Toronto, Jan. 21. - (CP) - Refugees from Europe's barbed wire and prison bars died behind bars yesterday in their land of promise.
They died amidst flames in a prison-like basement workshop in west-central Toronto, clawing at heavy bars that covered windows with thick, wire meshed glass.
Six persons - four men and two women - were suffocated or fatally burned in the fire, Toronto's worst since last Sept. 17 when the Great Lakes steamship Noronic went up in flames at her pier with the loss of 119 lives. Three other workers in the dingy cellar were burned so severely they may die.
No Chance.
Said Chief Coroner Smirle Lawson:
"They were caught like rats in a trap. They didn't have a chance."
The four head-high windows in the Phillips Garments Company basement plant were barred as protection against burglars. The one door opening to an outside hallway was blocked by leaping flames, feeding on plywood partitions. A rear door, it was reported, had been locked in contravention of fire regulations.
The dead:
PHILIP CHALKOFSKY, proprietor of the garment factory.
his 18-year-old son, SIDNEY.
ISADORE SINGER.
WILFRED GUTZEN, 58.
MRS. ROSE ANNA KITTS, 37.
MISS BIUMA EICKENBAUM.
The injured, all in critical condition:
ABRAHAM WERZBERG.
MRS. ISADORE SINGER.
MRS. PRIMA NEIMAN.
They were taken from the fire-swept room of death through the windows after firemen had cut the bars with acetylene torches.
Recent Arrivals.
Most of the plant's workers had arrived in recent months from Europe's displaced persons camps. Some had spent years behind prison bars and had come to Canada in search of peace and security How many of the dead and injured were D.P.'s could not be determined immediately but it was believed that all but the CHAIKOFSKYS were new Canadians.

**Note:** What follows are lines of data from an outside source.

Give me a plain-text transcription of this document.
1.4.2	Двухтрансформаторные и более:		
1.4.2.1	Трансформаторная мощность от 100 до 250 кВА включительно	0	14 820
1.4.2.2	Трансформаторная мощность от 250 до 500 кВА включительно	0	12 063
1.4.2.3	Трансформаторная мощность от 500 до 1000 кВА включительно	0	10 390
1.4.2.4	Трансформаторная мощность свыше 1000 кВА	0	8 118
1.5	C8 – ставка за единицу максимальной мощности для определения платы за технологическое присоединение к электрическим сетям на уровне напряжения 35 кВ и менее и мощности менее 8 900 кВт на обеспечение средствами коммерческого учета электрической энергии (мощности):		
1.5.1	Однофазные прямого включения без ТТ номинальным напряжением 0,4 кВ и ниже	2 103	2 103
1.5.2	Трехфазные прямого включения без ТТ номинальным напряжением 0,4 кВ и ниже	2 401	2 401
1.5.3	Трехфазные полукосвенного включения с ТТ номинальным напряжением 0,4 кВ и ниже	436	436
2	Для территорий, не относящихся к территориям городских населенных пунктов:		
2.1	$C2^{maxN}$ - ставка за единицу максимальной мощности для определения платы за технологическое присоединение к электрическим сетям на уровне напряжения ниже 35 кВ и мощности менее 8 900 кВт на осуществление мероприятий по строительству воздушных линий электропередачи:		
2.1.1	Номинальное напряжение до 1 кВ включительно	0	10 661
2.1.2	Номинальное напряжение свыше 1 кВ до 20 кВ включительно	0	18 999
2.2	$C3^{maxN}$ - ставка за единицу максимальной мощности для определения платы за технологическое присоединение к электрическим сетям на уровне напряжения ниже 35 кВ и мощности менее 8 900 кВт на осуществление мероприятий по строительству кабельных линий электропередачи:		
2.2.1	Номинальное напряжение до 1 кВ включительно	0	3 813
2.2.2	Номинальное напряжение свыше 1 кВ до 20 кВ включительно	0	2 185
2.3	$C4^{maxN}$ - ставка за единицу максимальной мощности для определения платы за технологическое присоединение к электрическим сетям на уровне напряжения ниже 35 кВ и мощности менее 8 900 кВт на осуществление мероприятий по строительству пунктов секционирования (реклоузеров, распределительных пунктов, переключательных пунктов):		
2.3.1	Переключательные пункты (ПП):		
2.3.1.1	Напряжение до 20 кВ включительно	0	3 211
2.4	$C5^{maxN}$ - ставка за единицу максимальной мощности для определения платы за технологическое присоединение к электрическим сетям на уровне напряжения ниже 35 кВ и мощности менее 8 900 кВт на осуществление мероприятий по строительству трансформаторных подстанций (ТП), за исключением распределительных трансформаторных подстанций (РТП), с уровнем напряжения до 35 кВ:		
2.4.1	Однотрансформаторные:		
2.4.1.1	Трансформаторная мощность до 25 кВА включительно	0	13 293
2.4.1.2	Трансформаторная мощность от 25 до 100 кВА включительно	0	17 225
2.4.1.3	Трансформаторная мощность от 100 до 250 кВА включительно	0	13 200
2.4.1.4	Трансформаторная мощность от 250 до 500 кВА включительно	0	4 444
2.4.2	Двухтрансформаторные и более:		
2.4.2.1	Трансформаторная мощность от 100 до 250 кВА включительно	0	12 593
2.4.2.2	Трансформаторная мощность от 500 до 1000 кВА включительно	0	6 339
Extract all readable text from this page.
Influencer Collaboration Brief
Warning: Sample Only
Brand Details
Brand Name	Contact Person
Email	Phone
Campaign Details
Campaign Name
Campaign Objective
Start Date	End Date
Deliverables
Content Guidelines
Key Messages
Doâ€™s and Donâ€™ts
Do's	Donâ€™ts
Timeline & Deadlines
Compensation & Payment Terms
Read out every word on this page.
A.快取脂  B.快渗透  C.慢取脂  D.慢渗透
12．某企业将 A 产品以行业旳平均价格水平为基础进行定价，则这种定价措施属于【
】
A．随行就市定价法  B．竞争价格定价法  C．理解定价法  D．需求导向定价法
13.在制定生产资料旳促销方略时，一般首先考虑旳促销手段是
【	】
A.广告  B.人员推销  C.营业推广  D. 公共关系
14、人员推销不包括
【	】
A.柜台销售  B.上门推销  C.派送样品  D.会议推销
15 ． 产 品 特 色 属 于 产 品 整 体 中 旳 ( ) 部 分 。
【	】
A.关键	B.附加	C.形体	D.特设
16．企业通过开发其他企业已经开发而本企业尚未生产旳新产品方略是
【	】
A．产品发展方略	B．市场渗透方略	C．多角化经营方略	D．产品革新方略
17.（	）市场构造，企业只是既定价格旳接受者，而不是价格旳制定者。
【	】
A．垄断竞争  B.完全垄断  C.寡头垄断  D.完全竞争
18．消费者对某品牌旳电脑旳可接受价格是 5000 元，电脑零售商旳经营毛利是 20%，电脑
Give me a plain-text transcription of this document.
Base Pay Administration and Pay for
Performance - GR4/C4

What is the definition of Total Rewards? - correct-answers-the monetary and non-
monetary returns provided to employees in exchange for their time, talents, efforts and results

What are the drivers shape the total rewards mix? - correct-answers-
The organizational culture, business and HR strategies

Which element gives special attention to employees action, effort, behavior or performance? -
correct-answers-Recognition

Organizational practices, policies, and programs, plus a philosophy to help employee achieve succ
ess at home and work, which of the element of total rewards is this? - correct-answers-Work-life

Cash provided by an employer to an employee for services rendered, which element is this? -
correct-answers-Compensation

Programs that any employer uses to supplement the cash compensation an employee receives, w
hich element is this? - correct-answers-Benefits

Of the 10 persons in the Phillips plant when fire broke out shortly after 1 p.m. E.S.T., only one escaped death or injury. He was ZLIG FENTSERER, 39-year-old Polish D.P. who spent the war in a German concentration camp and came to Canada 11 months ago.
He told how he ran through the flames blocking the only exit and how he tried to free his trapped fellow-workers by kicking at the window glass and pulling the strong iron bars. He said:
"I pulled from the outside and they pushed from the inside, but the bars wouldn't move."
Workers in an adjoining dress-manufacturing plant escaped through the only unbarred window in the basement of the building, located near the corner of Spadina Avenue and Queen Street just west of downtown Toronto. Eleven persons escaped by that means.
Mayor Hiram McCallum ordered an investigation of the blaze which caused property loss of more than $20,000.